From the emotionally intense Chihayafuru S2 to the mind-blowing Attack on Titan to the happy-go-lucky Uta No Prince Magi Love 2000%, the lineup for early 2013 was well-received amongst all Otakus. With such strong favourites, what could possibly rival against these popular titles? A mecha series – believe it or not – and it’s none other than Ko Matsuo’s Valvrave the Liberator which sneakily declared itself as this year’s unexpected dark horse contender.
Thanks to the success of mecha predecessors such as Code Geass, Gurren Lagann and Macross Frontier, many would have brushed aside Valvrave the Liberator due to the overrated status of the genre. However, the Sunrise production has proven itself to be a worthy addition to the mecha family as it surprisingly rejuvenates the genre with its bizarre style and twists.
Set in a futuristic date, Valvrave the Liberator focuses around Haruto Tokishima, a student from Sakimori High School living on the sphere’s ‘Module 77’. Caught amidst a battlefield, Haruto stumbles upon an abandoned, highly-technological mecha called ‘Valvrave’ and uses it to defend the module from a Dorssian invasion.
But with the almighty Valvraves under Module 77’s control, the enemy have their ambitious eyes on the machines and threaten to invade and claim the Valvraves as their own. The students of Sakimori High soon abandons JIOR territory and announces Module 77 to be an independent state. Students running an independent country? As ridiculous as it sounds, this rebellion will amuse viewers greatly as we begin to wonder what the students will do with their newfound independence and power.
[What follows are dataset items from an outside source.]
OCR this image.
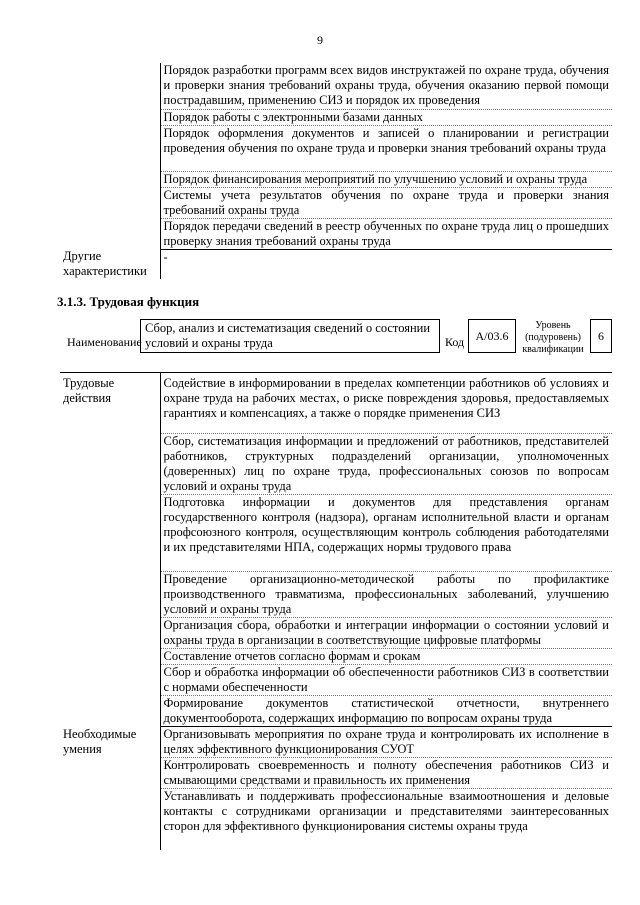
9
	Порядок разработки программ всех видов инструктажей по охране труда, обучения и проверки знания требований охраны труда, обучения оказанию первой помощи пострадавшим, применению СИЗ и порядок их проведения
	Порядок работы с электронными базами данных
	Порядок оформления документов и записей о планировании и регистрации проведения обучения по охране труда и проверки знания требований охраны труда
	Порядок финансирования мероприятий по улучшению условий и охраны труда
	Системы учета результатов обучения по охране труда и проверки знания требований охраны труда
	Порядок передачи сведений в реестр обученных по охране труда лиц о прошедших проверку знания требований охраны труда
Другие характеристики	-
3.1.3. Трудовая функция
Наименование
Сбор, анализ и систематизация сведений о состоянии условий и охраны труда	Код A/03.6
Уровень (подуровень) квалификации
6
Трудовые действия	Содействие в информировании в пределах компетенции работников об условиях и охране труда на рабочих местах, о риске повреждения здоровья, предоставляемых гарантиях и компенсациях, а также о порядке применения СИЗ
	Сбор, систематизация информации и предложений от работников, представителей работников, структурных подразделений организации, уполномоченных (доверенных) лиц по охране труда, профессиональных союзов по вопросам условий и охраны труда
	Подготовка информации и документов для представления органам государственного контроля (надзора), органам исполнительной власти и органам профсоюзного контроля, осуществляющим контроль соблюдения работодателями и их представителями НПА, содержащих нормы трудового права
	Проведение организационно-методической работы по профилактике производственного травматизма, профессиональных заболеваний, улучшению условий и охраны труда
	Организация сбора, обработки и интеграции информации о состоянии условий и охраны труда в организации в соответствующие цифровые платформы
	Составление отчетов согласно формам и срокам
	Сбор и обработка информации об обеспеченности работников СИЗ в соответствии с нормами обеспеченности
	Формирование документов статистической отчетности, внутреннего документооборота, содержащих информацию по вопросам охраны труда
Необходимые умения	Организовывать мероприятия по охране труда и контролировать их исполнение в целях эффективного функционирования СУОТ
	Контролировать своевременность и полноту обеспечения работников СИЗ и смывающими средствами и правильность их применения
	Устанавливать и поддерживать профессиональные взаимоотношения и деловые контакты с сотрудниками организации и представителями заинтересованных сторон для эффективного функционирования системы охраны труда
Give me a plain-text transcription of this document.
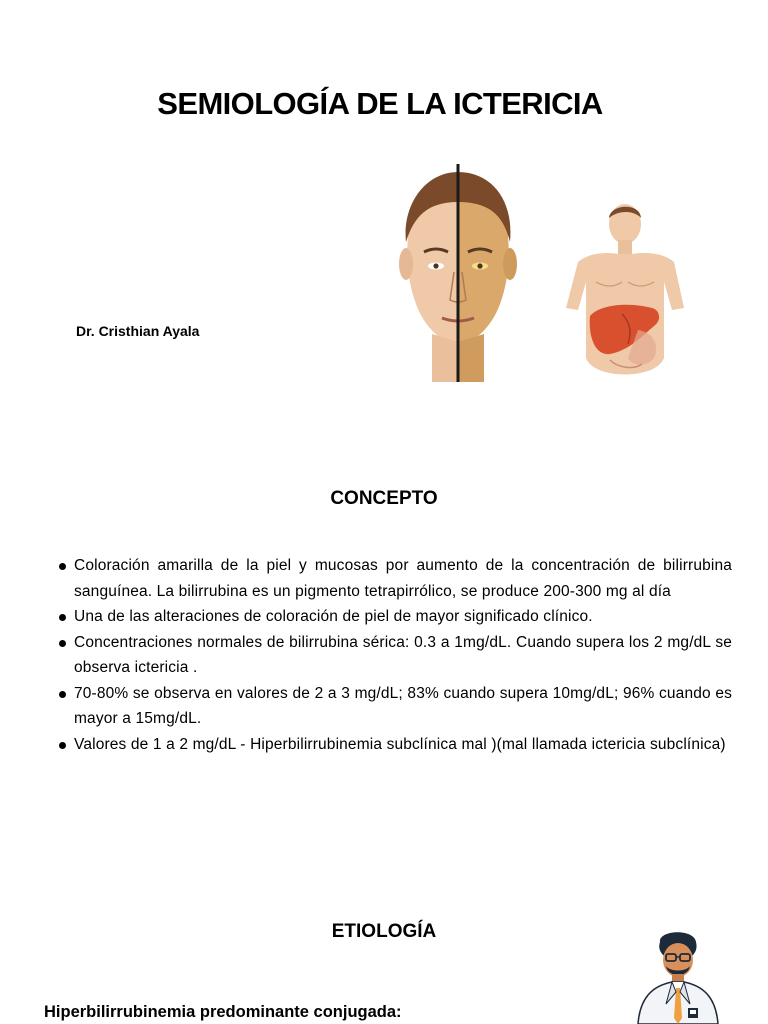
SEMIOLOGÍA DE LA ICTERICIA
Dr. Cristhian Ayala
CONCEPTO
Coloración amarilla de la piel y mucosas por aumento de la concentración de bilirrubina sanguínea. La bilirrubina es un pigmento tetrapirrólico, se produce 200-300 mg al día
Una de las alteraciones de coloración de piel de mayor significado clínico.
Concentraciones normales de bilirrubina sérica: 0.3 a 1mg/dL. Cuando supera los 2 mg/dL se observa ictericia .
70-80% se observa en valores de 2 a 3 mg/dL; 83% cuando supera 10mg/dL; 96% cuando es mayor a 15mg/dL.
Valores de 1 a 2 mg/dL - Hiperbilirrubinemia subclínica mal )(mal llamada ictericia subclínica)
ETIOLOGÍA
Hiperbilirrubinemia predominante conjugada:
In a shocking twist, Haruto gets approached by L-Elf Karlstein, a Dorssian spy who intends to revolutionise Dorssia one day. Knowing L-Elf is the key to success, both Haruto and L-Elf join forces in an unlikely alliance to secure the sovereignty of their new formed nation.
To put Valvrave the Liberator in a few words that many would understand, the show is basically a mix of The Host, Twilight, Code Geass and Gundam. Yes, a bit of odd combination but you will need to watch the show in order to comprehend the eccentric hybrid concept… and it’s all because of the Valvrave machines.
When a pilot first enters a Valvrave, he/she is forced to answer whether they’re willing to give up his/her humanity. Sounds ominous, doesn’t it? Naturally, one’s acceptance of the Valvrave machines come with fame, power and status.
But just as Haruto discover the cursed fate of piloting a Valvrave, other students encounter hidden Valvraves deep within the school and decides to join Haruto in fighting the enemy. While the Valvrave machines appear to be significantly powerful (than usual mecha machines) with its destructive, lightsaber-like attacks, it is the thrilling twisted power and its consequences that a Valvrave user must face that continuously grasps the audience’s attention.
For such a popular series, Haruto the protagonist is rather disappointing as he is naive, foolish and often acts upon his emotions in an illogical manner. He carries no distinctive heroic quality and the first sign of naivety demonstrated by his character was when he spontaneously decided to invade a Valvrave after believing he had witnessed his long-term crush being killed.
Anti-protagonist L-Elf is much more accomplished as the perfect rebellious protagonist as he is very much like Death Note’s Light and Code Geass’s Lelouch. Mysterious, silent, ambitious and psychopathic, you will witness thrilling explosive action scenes instigated by L-Elf himself. And as a result, L-Elf’s badass character balances it out with Haruto’s one-dimensional character, ultimately saving the anime from losing integrity and the audience’s interest.
Besides L-Elf, Valvrave the Liberator would not have been successful if it weren’t for the occasional death or betrayal as each episode reveals a twist that will surprise the audience in some unexpected way. Nothing beats the controversy shown in Episode 10, but luckily for the series, they were clever to messily cover up the drama in its own twisted way.
While Valvrave the Liberator seems like the typical mecha anime, the show doesn’t take itself too seriously nor does it aim to be highly intense. On par with Macross Frontier and Gurren Lagann, Valvrave stands out on its own and manages to entertain and hype the audience at the end of every episode. And if you were wondering, yes, Valvrave’s story is actually composed and written by Ichirō Ōkouchi, also known as the mastermind behind Code Geass Season 1 and 2. Surprising or not?
Valvrave the Liberator is the perfect show for teenagers as it contains light-hearted romance, adventure, rebellion, great animated action scenes, engaging plot twists, and a fantastic soundtrack. While Valvrave isn’t as epic as Code Geass, it brings out the nostalgic feeling of watching mecha anime and reminds us of how brilliant and fantasical the genre is. And because of that, it’s no wonder that Valvrave is set to return for a second season next month (October). Will the second triumph over the first season? We shall find out!